Verder herstel ophanden!
Niet alleen vindt er een herstel plaats dat in deze tijd reeds tot een geestelijk paradijs heeft geleid, maar binnenkort zal de tijd aanbreken dat onze planeet een letterlijk paradijs zal worden. Toen Jehovah onze eerste voorouders, Adam en Eva, in de hof van Eden plaatste, was een klein gedeelte van de aarde een paradijs (Genesis 1:29-31). Daarom kunnen we over een herstel van het paradijs spreken. Voordat het zover is, moet de aarde echter van godonterende valse religie worden ontdaan. De politieke elementen van deze wereld zullen dit voor hun rekening nemen (Openbaring 17:15-18). Daarna zullen de politieke en commerciële elementen, tezamen met hun ondersteuners, worden geëlimineerd.
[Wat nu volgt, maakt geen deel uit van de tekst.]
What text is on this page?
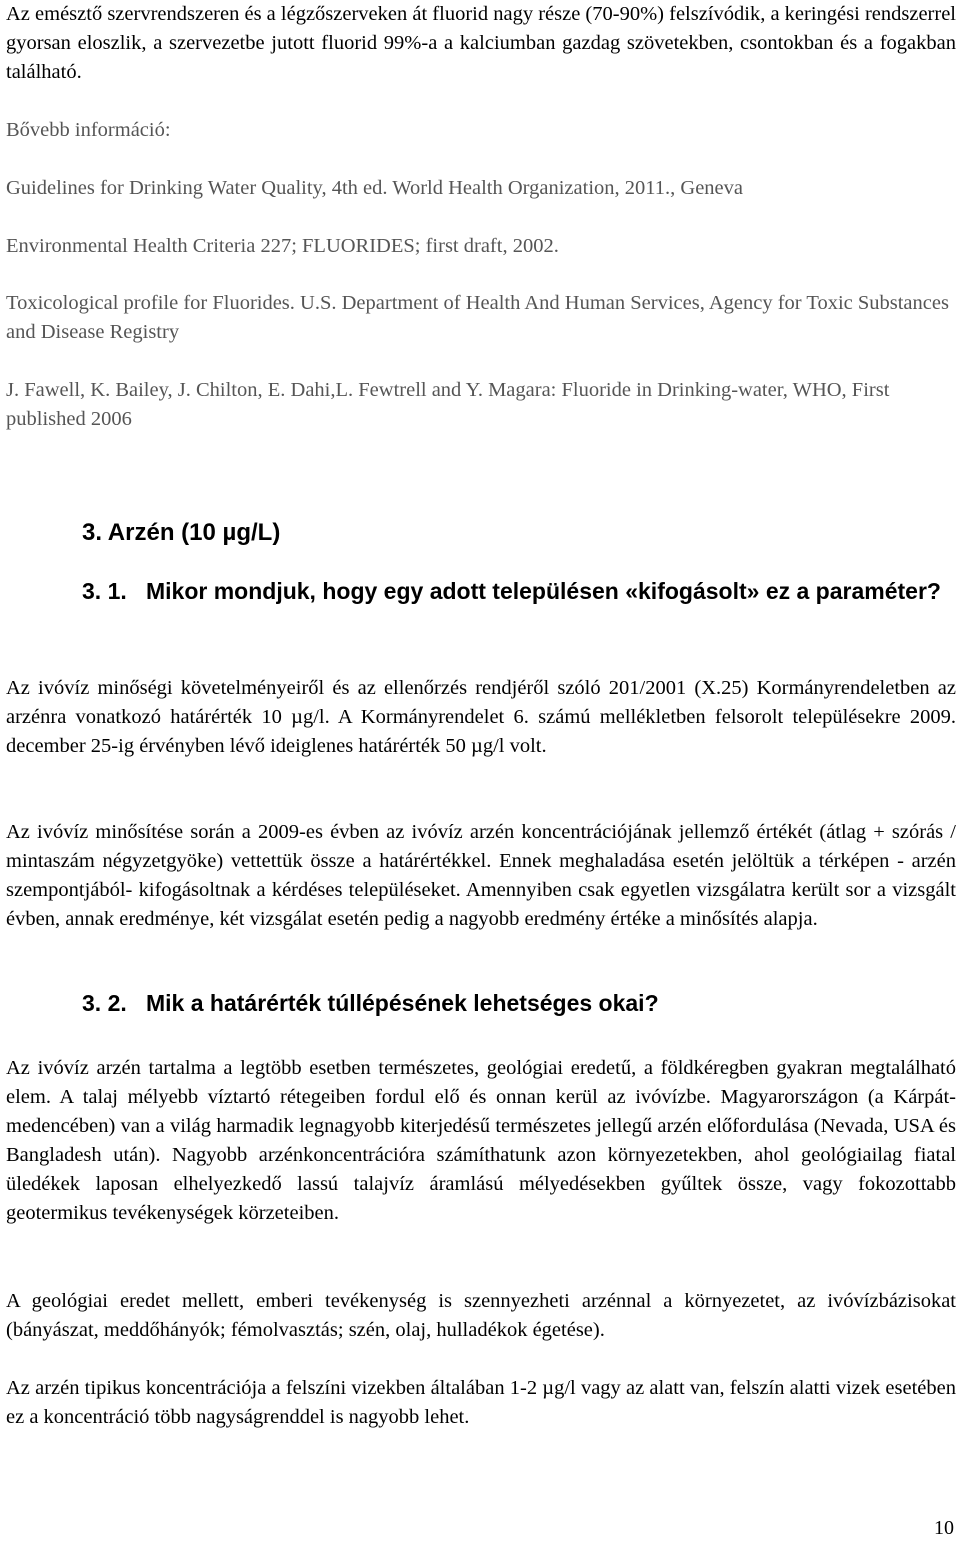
Az emésztő szervrendszeren és a légzőszerveken át fluorid nagy része (70-90%) felszívódik, a keringési rendszerrel gyorsan eloszlik, a szervezetbe jutott fluorid 99%-a a kalciumban gazdag szövetekben, csontokban és a fogakban található.

Bővebb információ:

Guidelines for Drinking Water Quality, 4th ed. World Health Organization, 2011., Geneva

Environmental Health Criteria 227; FLUORIDES; first draft, 2002.

Toxicological profile for Fluorides. U.S. Department of Health And Human Services, Agency for Toxic Substances and Disease Registry

J. Fawell, K. Bailey, J. Chilton, E. Dahi,L. Fewtrell and Y. Magara: Fluoride in Drinking-water, WHO, First published 2006

3. Arzén (10 µg/L)
3. 1. Mikor mondjuk, hogy egy adott településen «kifogásolt» ez a paraméter?

Az ivóvíz minőségi követelményeiről és az ellenőrzés rendjéről szóló 201/2001 (X.25) Kormányrendeletben az arzénra vonatkozó határérték 10 µg/l. A Kormányrendelet 6. számú mellékletben felsorolt településekre 2009. december 25-ig érvényben lévő ideiglenes határérték 50 µg/l volt.

Az ivóvíz minősítése során a 2009-es évben az ivóvíz arzén koncentrációjának jellemző értékét (átlag + szórás / mintaszám négyzetgyöke) vettettük össze a határértékkel. Ennek meghaladása esetén jelöltük a térképen - arzén szempontjából- kifogásoltnak a kérdéses településeket. Amennyiben csak egyetlen vizsgálatra került sor a vizsgált évben, annak eredménye, két vizsgálat esetén pedig a nagyobb eredmény értéke a minősítés alapja.

3. 2. Mik a határérték túllépésének lehetséges okai?

Az ivóvíz arzén tartalma a legtöbb esetben természetes, geológiai eredetű, a földkéregben gyakran megtalálható elem. A talaj mélyebb víztartó rétegeiben fordul elő és onnan kerül az ivóvízbe. Magyarországon (a Kárpát-medencében) van a világ harmadik legnagyobb kiterjedésű természetes jellegű arzén előfordulása (Nevada, USA és Bangladesh után). Nagyobb arzénkoncentrációra számíthatunk azon környezetekben, ahol geológiailag fiatal üledékek laposan elhelyezkedő lassú talajvíz áramlású mélyedésekben gyűltek össze, vagy fokozottabb geotermikus tevékenységek körzeteiben.

A geológiai eredet mellett, emberi tevékenység is szennyezheti arzénnal a környezetet, az ivóvízbázisokat (bányászat, meddőhányók; fémolvasztás; szén, olaj, hulladékok égetése).

Az arzén tipikus koncentrációja a felszíni vizekben általában 1-2 µg/l vagy az alatt van, felszín alatti vizek esetében ez a koncentráció több nagyságrenddel is nagyobb lehet.

10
Ten slotte zullen de laatste tegenstanders van God, Satan de Duivel en zijn demonen, duizend jaar lang — zolang de herstelperiode duurt — worden opgesloten. In die tijd zullen „de wildernis en de waterloze streek . . . zich uitbundig verheugen, en de woestijnvlakte zal blij zijn en bloeien als de saffraan” (Jesaja 35:1). De hele aarde zal vrij zijn van rustverstoring (Jesaja 14:7). Zelfs de miljoenen mensen die gestorven zijn, zullen tot leven op aarde worden hersteld. Allen zullen de tot herstel leidende voordelen van het loskoopoffer ondervinden (Openbaring 20:12-15; 22:1, 2). Niemand op aarde zal blind, doof of kreupel zijn. „Geen inwoner zal zeggen: ’Ik ben ziek’” (Jesaja 33:24). Na het einde van de duizendjarige regering van Christus zullen de Duivel en zijn demonen kort worden vrijgelaten en zullen ze zien hoe Gods voornemen met betrekking tot de aarde tot op dat punt is vervuld. Uiteindelijk zullen ze definitief worden vernietigd. — Openbaring 20:1-3.
Wanneer de duizendjarige herstelperiode op aarde ten einde loopt, zal „al wat adem heeft” Jehovah loven, en ze zullen dit tot in alle eeuwigheid doen (Psalm 150:6). Zult u tot hen behoren? Dit is mogelijk.